Jika menuruti nafsu, sudah kupeluk raga itu. Aku merindukannya.
Bertahun tak kutemui dirinya sejak putus. Kulihat dia semakin gagah dan bersih, sekali lagi aku terharu karena Tuhan mengabulkan doaku, akhirnya kulihat ia sehat wal’afiat. Alhamdulillah, mungkin bebannya telah berkurang selepas denganku. Tidak seperti ku yang katanya tambah kurus saja. Tak apa, yang penting sekarang aku bisa melihatnya dengan keadaan baik-baik saja.
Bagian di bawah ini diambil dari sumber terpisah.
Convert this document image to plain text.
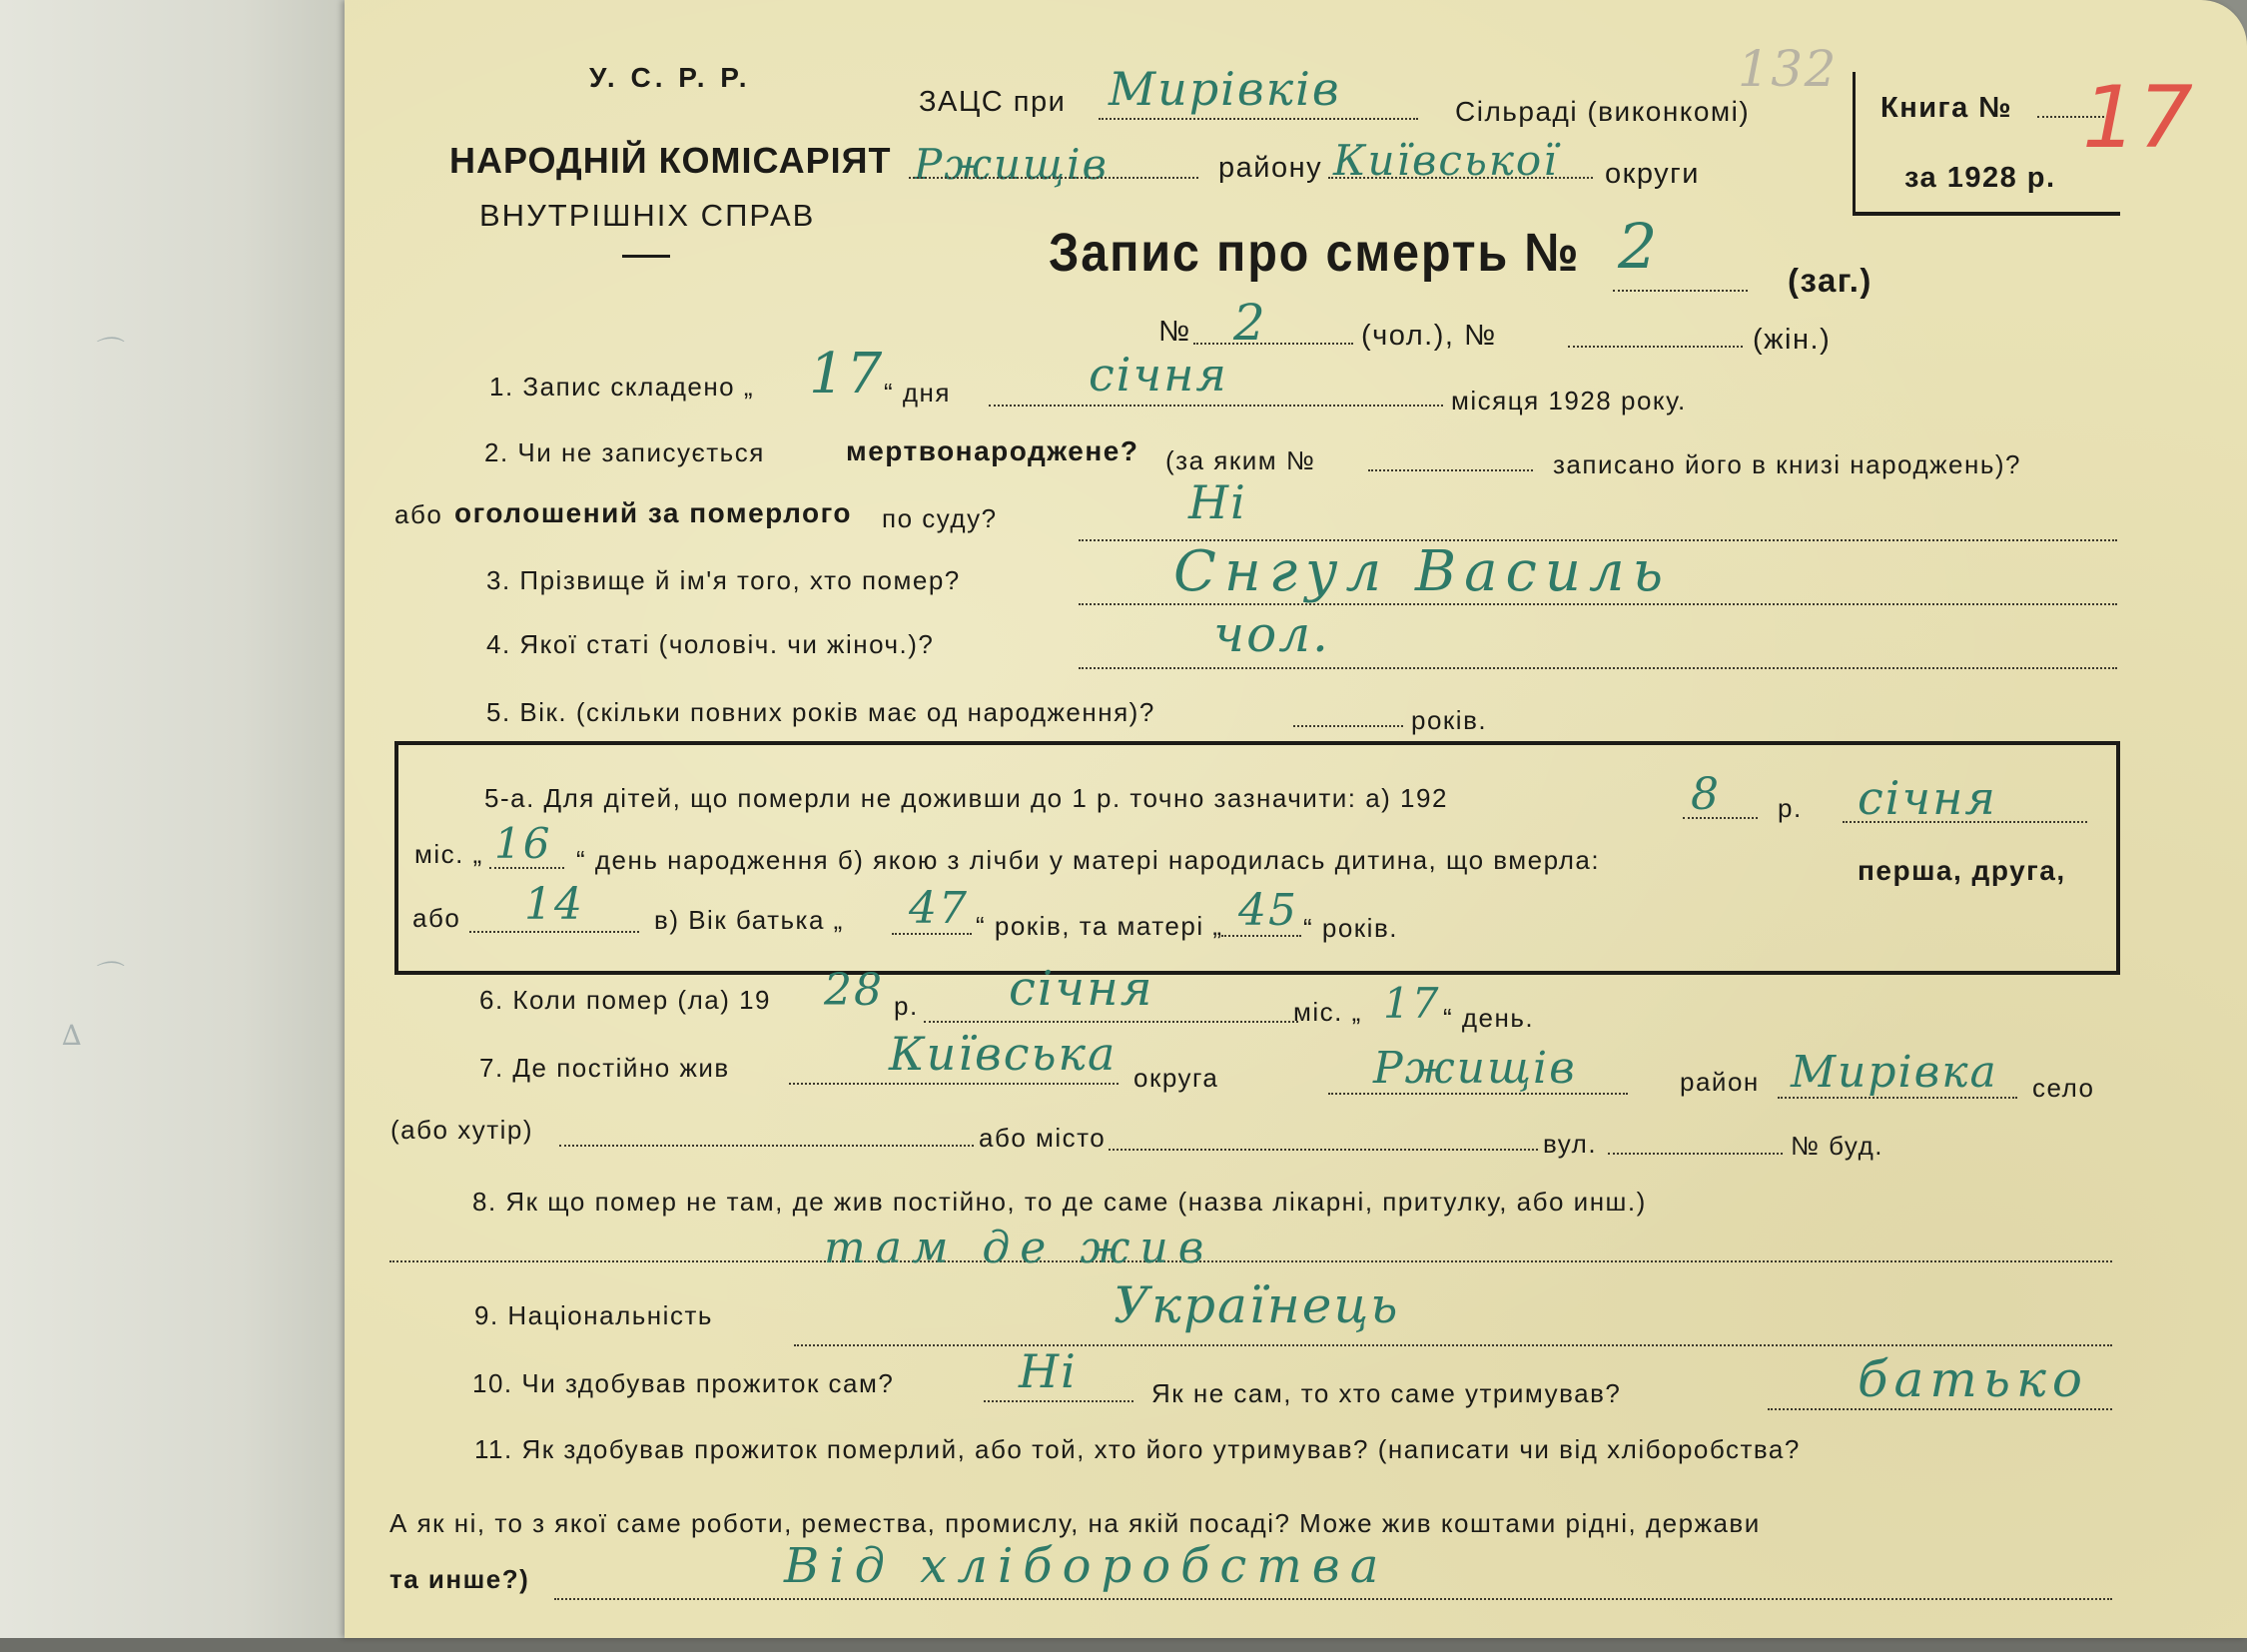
⌒
⌒
∆
У. С. Р. Р.
НАРОДНІЙ КОМІСАРІЯТ
ВНУТРІШНІХ СПРАВ
ЗАЦС при Мирівків	Сільраді (виконкомі)
Ржищів	району Київської округи
Книга №
за 1928 р.
132	17
Запис про смерть № 2	(заг.)
№ 2	(чол.), №	(жін.)
1. Запис складено „ 17 “ дня	січня	місяця 1928 року.
2. Чи не записується	мертвонароджене? (за яким №	записано його в книзі народжень)?
або оголошений за померлого по суду?	Ні
3. Прізвище й ім'я того, хто помер?	Снгул Василь
4. Якої статі (чоловіч. чи жіноч.)?	чол.
5. Вік. (скільки повних років має од народження)?	років.
5-а. Для дітей, що померли не доживши до 1 р. точно зазначити: а) 192	8 р. січня
міс. „ 16 “ день народження б) якою з лічби у матері народилась дитина, що вмерла:	перша, друга,
або 14	в) Вік батька „ 47 “ років, та матері „ 45 “ років.
6. Коли помер (ла) 19 28 р. січня	міс. „ 17 “ день.
7. Де постійно жив	Київська округа	Ржищів	район Мирівка село
(або хутір)	або місто	вул.	№ буд.
8. Як що помер не там, де жив постійно, то де саме (назва лікарні, притулку, або инш.)
там де жив
9. Національність	Українець
10. Чи здобував прожиток сам?	Ні	Як не сам, то хто саме утримував?	батько
11. Як здобував прожиток померлий, або той, хто його утримував? (написати чи від хліборобства?
А як ні, то з якої саме роботи, ремества, промислу, на якій посаді? Може жив коштами рідні, держави
та инше?)	Від хліборобства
Sebulan kemudian, kabar bahagia mewarnai berandaku.
“Sidang skripsi berjalan lancar dan memperoleh hasil yang memuaskan. Alhamdulillah bulan depan wisuda,” status facebooknya.
Alhamdulillah, batinku. Ingin sekali aku memberikan komentar selamat untuknya. Namun kalimat tersebut hanya bisa ku ketik kemudian ku hapus. Sekarang aku lebih memilih seperti ini, mencintai dengan diam. Indah? Ya. Tak ada yang bisa memprotesku.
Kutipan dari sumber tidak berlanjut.